In one year, West Michigan Aviation Academy’s FIRST Robotics program grew from one, 16-member team to three teams totaling 40 members, illustrating the growing popularity of the program in the region and state.
Teams of students construct machines to perform a specific task, which changes every year at FIRST (For Inspiration and Recognition of Science and Technology) Robotics competitions.
West Michigan coaches and advisers credit state lawmakers for bolstering the movement with a $3 million investment this past school year and another $2 million for district grants is in the 2014-15 budget.
The governor was joined at the June bill signing by winning students from the state’s FIRST Robotics competition in April.
“A FIRST Robotics program is a $30,000 to $40,000 investment and that is not easy to do when many schools are strapped for cash, ‘’ said Ron Baum, engineering and robotics adviser for the aviation charter school. “The legislators helped schools with the expense for this fun, exciting, creative, innovative program that can be a high-paying career.
“A lot of our students are focusing on engineering and technology, STEM (science, technology, engineering and math) fields, and we could possibly have a fourth team next year.”
Doug Hepfer, coach of the award-winning Grandville Public Schools RoboDawgs said schools last year were able to qualify for at least $4,500 to help with the expensive program because of state revenue. He said the district’s three teams have 80 members who benefited from around $18,000 in state cash.

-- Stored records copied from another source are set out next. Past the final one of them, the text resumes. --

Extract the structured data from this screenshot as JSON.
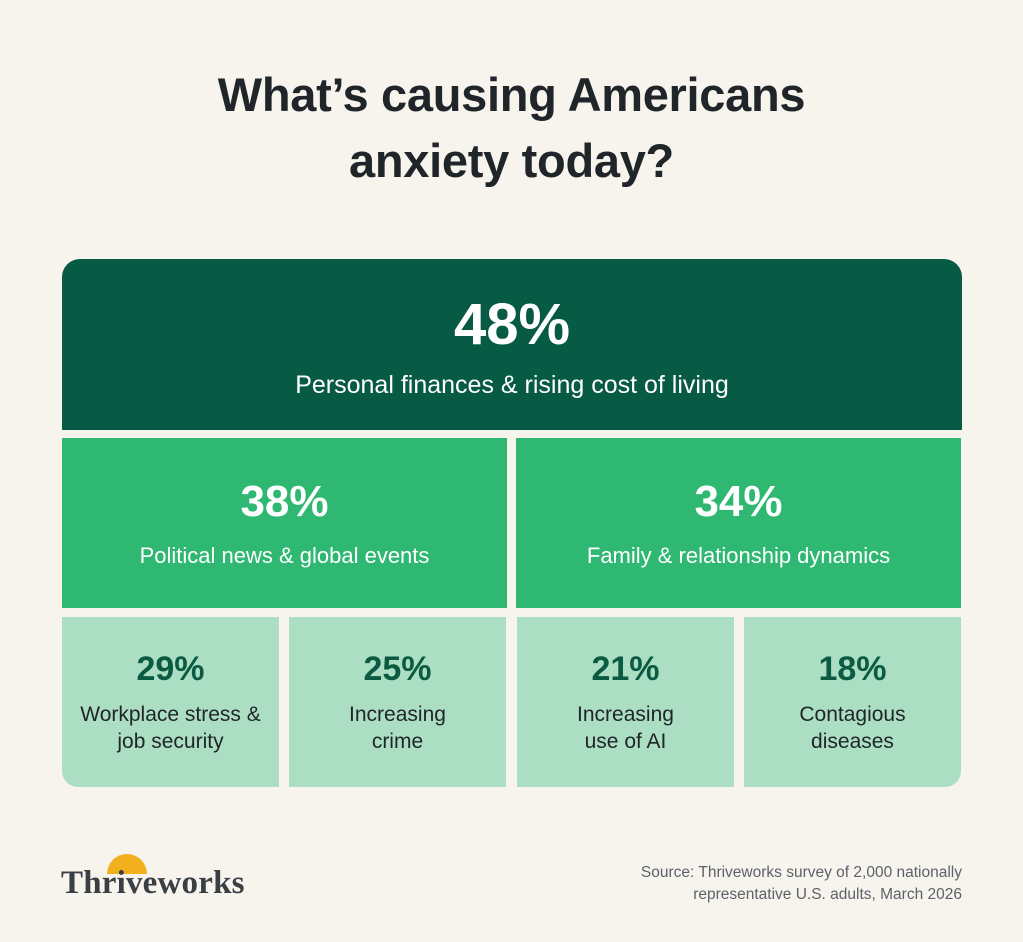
{
  "title": {
    "line1": "What’s causing Americans",
    "line2": "anxiety today?"
  },
  "chart_data": {
    "type": "treemap",
    "title": "What’s causing Americans anxiety today?",
    "categories": [
      "Personal finances & rising cost of living",
      "Political news & global events",
      "Family & relationship dynamics",
      "Workplace stress & job security",
      "Increasing crime",
      "Increasing use of AI",
      "Contagious diseases"
    ],
    "values": [
      48,
      38,
      34,
      29,
      25,
      21,
      18
    ],
    "unit": "%",
    "tiles": [
      {
        "pct": "48%",
        "label": "Personal finances & rising cost of living",
        "color": "#075a43"
      },
      {
        "pct": "38%",
        "label": "Political news & global events",
        "color": "#2eb872"
      },
      {
        "pct": "34%",
        "label": "Family & relationship dynamics",
        "color": "#2eb872"
      },
      {
        "pct": "29%",
        "label_l1": "Workplace stress &",
        "label_l2": "job security",
        "color": "#abdec3"
      },
      {
        "pct": "25%",
        "label_l1": "Increasing",
        "label_l2": "crime",
        "color": "#abdec3"
      },
      {
        "pct": "21%",
        "label_l1": "Increasing",
        "label_l2": "use of AI",
        "color": "#abdec3"
      },
      {
        "pct": "18%",
        "label_l1": "Contagious",
        "label_l2": "diseases",
        "color": "#abdec3"
      }
    ]
  },
  "logo": {
    "text": "Thriveworks",
    "sun_color": "#f2b01e"
  },
  "source": {
    "line1": "Source: Thriveworks survey of 2,000 nationally",
    "line2": "representative U.S. adults, March 2026"
  }
}
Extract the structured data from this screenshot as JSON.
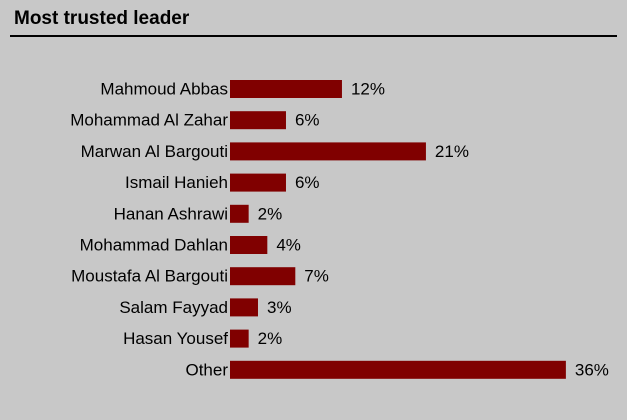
{
  "chart_data": {
    "type": "bar",
    "orientation": "horizontal",
    "title": "Most trusted leader",
    "categories": [
      "Mahmoud Abbas",
      "Mohammad Al Zahar",
      "Marwan Al Bargouti",
      "Ismail Hanieh",
      "Hanan Ashrawi",
      "Mohammad Dahlan",
      "Moustafa Al Bargouti",
      "Salam Fayyad",
      "Hasan Yousef",
      "Other"
    ],
    "values": [
      12,
      6,
      21,
      6,
      2,
      4,
      7,
      3,
      2,
      36
    ],
    "value_labels": [
      "12%",
      "6%",
      "21%",
      "6%",
      "2%",
      "4%",
      "7%",
      "3%",
      "2%",
      "36%"
    ],
    "color": "#800000"
  }
}
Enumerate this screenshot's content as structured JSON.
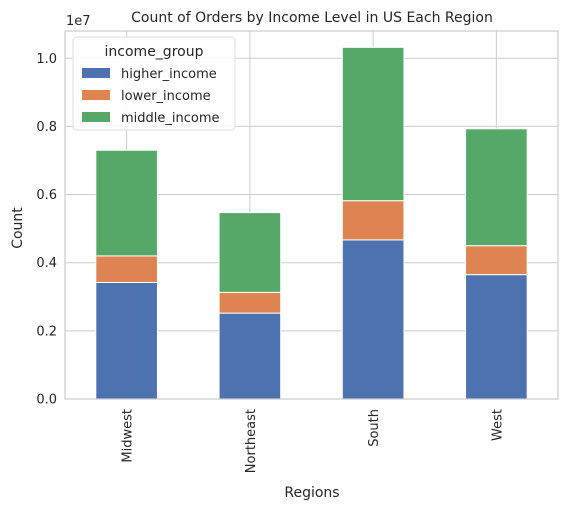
{
  "chart_data": {
    "type": "bar",
    "stacked": true,
    "title": "Count of Orders by Income Level in US Each Region",
    "xlabel": "Regions",
    "ylabel": "Count",
    "y_offset_label": "1e7",
    "ylim": [
      0,
      1.08
    ],
    "y_ticks": [
      "0.0",
      "0.2",
      "0.4",
      "0.6",
      "0.8",
      "1.0"
    ],
    "grid": true,
    "legend": {
      "title": "income_group",
      "placement": "top-left"
    },
    "categories": [
      "Midwest",
      "Northeast",
      "South",
      "West"
    ],
    "series": [
      {
        "name": "higher_income",
        "color": "#4c72b0",
        "values": [
          0.342,
          0.252,
          0.467,
          0.365
        ]
      },
      {
        "name": "lower_income",
        "color": "#dd8452",
        "values": [
          0.078,
          0.061,
          0.115,
          0.085
        ]
      },
      {
        "name": "middle_income",
        "color": "#55a868",
        "values": [
          0.31,
          0.234,
          0.45,
          0.343
        ]
      }
    ]
  }
}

“It is exciting the state is putting money into these types of extra-curricular programs that drive STEM education,” said Hepfer, who said it used to require a lot more fundraising. “People are becoming more aware of what an exciting education opportunity this is.”
Harrison Park School, a K-8 program in Grand Rapids Public Schools, started a robotics program last year. West Catholic High School’s robotics program established a middle school program that encompasses students from 15 private, public, and charter schools as well as home schooled students.
Last year, 40 West Michigan high school robotics teams matched wits at the FIRST Robotics competition at Grand Valley State University.
Hepfer said the program is experiencing a “tremendous boom.”